How to Choose the Right Airtable Alternative for Your Agency
The key question is: what's your agency's primary workflow pain?
- Expensive per-seat pricing at scale: Baserow self-hosted eliminates that cost entirely.
- Managing multiple client projects visually: Monday.com's pipeline views are built for exactly this.
- Wanting docs + databases in one tool: Notion handles both well for creative agencies.
- Heavy spreadsheet-based workflows: Smartsheet feels most familiar to Excel-trained ops teams.
- Already have a database but need a UI: NocoDB solves that specific problem.
If your team is under 10 people and budget is the main driver, Baserow's cloud plan or Notion's team plan will likely win on cost. For agencies above 20 seats managing complex multi-client project pipelines, Monday.com's visibility features often justify the higher price.
FAQ
Is Airtable worth the cost for agencies? Airtable is genuinely powerful and the ecosystem of integrations is mature. For agencies where the per-seat cost fits the budget, it's hard to beat.
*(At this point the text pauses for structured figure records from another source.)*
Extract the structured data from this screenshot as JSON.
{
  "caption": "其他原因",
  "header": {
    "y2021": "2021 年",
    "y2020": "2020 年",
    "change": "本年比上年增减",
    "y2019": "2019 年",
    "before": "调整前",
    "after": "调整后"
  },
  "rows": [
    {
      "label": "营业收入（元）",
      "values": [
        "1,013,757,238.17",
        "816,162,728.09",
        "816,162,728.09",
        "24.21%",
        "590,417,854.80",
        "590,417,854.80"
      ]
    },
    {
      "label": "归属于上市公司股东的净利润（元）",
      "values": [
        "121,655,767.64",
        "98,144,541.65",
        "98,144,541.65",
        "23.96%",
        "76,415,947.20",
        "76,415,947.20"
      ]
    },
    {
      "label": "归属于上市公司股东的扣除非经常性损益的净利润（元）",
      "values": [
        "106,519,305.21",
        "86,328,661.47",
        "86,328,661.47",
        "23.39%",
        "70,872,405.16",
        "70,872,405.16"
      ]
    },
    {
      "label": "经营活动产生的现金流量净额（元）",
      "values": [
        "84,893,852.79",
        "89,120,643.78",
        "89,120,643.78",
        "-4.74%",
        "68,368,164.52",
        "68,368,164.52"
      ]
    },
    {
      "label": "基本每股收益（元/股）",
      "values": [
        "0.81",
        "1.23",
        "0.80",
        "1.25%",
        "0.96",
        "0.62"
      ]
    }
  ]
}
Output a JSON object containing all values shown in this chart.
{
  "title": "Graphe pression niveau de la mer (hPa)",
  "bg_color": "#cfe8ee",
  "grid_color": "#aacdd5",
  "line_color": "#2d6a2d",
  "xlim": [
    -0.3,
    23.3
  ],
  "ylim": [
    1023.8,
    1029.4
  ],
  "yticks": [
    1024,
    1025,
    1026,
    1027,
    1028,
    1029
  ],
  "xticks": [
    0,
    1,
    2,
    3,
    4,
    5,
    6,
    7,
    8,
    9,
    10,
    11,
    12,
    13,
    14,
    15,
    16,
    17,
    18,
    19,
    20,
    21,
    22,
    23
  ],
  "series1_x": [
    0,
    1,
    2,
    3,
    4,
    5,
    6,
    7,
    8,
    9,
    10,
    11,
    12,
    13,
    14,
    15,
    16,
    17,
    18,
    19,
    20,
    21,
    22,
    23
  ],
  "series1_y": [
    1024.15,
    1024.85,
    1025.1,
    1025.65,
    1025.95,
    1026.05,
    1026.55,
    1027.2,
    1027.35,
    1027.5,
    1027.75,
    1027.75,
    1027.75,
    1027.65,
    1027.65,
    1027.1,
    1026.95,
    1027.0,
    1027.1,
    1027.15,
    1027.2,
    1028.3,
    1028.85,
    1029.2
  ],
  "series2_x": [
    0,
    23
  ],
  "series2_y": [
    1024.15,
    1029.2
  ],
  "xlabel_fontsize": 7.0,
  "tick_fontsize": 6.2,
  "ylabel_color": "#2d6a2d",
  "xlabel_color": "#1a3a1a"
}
The main reasons to switch are pricing at scale, the 50,000-record limit on lower plans, or wanting to self-host data.
Which alternative is easiest to migrate to from Airtable? Baserow is the most structurally similar tool, so migration is most straightforward. Notion and Monday.com require rebuilding your structure from scratch but the concepts transfer. All of them support CSV import from Airtable exports.
Can these tools handle client-facing portals or intake forms? Yes. Monday.com and Notion both support client-facing views. Airtable's Forms feature has equivalents in Baserow (form views) and Monday.com (intake forms). Notion's share links can create read-only or collaborative portals.
What about API access for custom integrations? All five tools in this list expose APIs. Notion, Monday.com, and Airtable have the most mature developer ecosystems. Baserow and NocoDB offer API access but with smaller communities of pre-built connectors.